A mí siempre me consideró con la benevolencia de las grandes almas ante la frivolidad. Benevolencia propia del fuerte, del que sabe que al final triunfará como no lo sabía el enajenante James Dean cuando se compró un Porsche. Eso de ser periodista le producía una especie de ternura, la misma que se tiene por los recién nacidos aquejados de sinusitis profunda pero infantil. Consideraba, no sin cierta razón, que nuestro oficio era de una trivialidad (la palabra no la conocía pero sí la intención) propia de la eterna Alicia de toda la vida.

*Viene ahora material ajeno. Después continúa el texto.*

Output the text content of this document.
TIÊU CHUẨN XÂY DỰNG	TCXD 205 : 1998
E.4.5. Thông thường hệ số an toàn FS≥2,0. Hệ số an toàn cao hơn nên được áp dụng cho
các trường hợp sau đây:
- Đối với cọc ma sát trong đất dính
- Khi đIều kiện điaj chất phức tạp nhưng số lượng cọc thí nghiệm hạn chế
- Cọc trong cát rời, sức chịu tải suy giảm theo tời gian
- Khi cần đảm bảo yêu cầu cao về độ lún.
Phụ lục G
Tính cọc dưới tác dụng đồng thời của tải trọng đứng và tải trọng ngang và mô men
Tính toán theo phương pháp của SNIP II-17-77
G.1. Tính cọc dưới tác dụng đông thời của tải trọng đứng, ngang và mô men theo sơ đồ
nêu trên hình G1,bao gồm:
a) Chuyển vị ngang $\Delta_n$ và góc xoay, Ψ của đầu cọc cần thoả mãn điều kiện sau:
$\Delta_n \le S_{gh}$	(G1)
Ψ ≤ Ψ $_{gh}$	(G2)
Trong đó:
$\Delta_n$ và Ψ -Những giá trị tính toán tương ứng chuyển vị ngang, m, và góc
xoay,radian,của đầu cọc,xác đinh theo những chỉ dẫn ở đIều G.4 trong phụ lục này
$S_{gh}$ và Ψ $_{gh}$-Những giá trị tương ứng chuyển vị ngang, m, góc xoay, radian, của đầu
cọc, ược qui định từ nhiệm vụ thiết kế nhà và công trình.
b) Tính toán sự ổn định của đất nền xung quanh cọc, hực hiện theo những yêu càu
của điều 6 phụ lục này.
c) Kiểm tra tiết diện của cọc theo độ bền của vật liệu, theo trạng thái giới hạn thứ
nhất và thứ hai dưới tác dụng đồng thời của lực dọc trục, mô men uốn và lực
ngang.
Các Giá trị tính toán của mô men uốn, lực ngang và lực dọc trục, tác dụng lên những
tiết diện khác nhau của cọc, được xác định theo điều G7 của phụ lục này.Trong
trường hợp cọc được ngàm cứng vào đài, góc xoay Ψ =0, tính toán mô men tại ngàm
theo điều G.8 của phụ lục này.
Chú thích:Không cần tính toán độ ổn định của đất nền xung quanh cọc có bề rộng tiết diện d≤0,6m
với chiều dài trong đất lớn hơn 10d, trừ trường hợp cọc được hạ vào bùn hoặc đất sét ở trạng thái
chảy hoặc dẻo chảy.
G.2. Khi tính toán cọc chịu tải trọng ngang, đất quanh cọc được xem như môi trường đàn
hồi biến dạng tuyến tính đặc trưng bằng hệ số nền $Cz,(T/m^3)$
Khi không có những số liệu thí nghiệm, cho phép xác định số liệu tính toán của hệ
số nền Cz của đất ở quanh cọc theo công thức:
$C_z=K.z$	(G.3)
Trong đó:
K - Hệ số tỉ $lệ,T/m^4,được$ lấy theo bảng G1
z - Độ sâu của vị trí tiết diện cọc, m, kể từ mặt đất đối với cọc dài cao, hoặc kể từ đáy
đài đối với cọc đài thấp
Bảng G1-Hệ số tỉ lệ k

Le fascinaba que alguien pudiese perder el tiempo contando cosas de los demás machacando las teclas de una máquina de escribir. Se enamoró de una muchacha que tenía la belleza de la casta superior y decidió hacer fortuna.

Hizo fortuna como hubiese tejido un calcetín en una institución benéfica para gente con la cabeza desordenada. Su película fue por cumbres borrascosas, y descubrió un juego que llegaba de Estados Unidos. Lo introdujo o ayudó a introducirlo en una parte de Europa, donde más de uno dejó la vida  en esta lucha de poderío y dinero. Hizo fortuna, tuvo caballos, muchas risas que podían haber ritmado Robert Redford y Paul Newman con un mismo destino.

A él, que vivió una vida de película sin siquiera percatarse, le habría provocado una sonrisa mi preocupación por Scarlett Johansson. Y sin duda le habría atacado la risa de saber que unos mentecatos quieren vivir a costa de Van Gogh afirmando como verdad fundamental que no fue él quien se cortó un cacho de oreja por desesperación amorosa sino que otro pintor, Paul Gauguin, se la cortó por celos de una señora prostituta.  Me parece que habría zanjado la discusión, que no otro lóbulo, sacando el fajo de billetes que siempre llevaba en el bolsillo derecho del pantalón y habría preguntado que cuánto se debía. Era así de auténtico, real como cualquier héroe de cine negro salido de la pluma de Raymond Chandler.

(*): Sergio Berrocal es periodista, escritor y cinéfilo. Ha trabajado durante cuarenta años para la Agencia France Presse. Su última novela publicada es "Último vuelo para Manaus".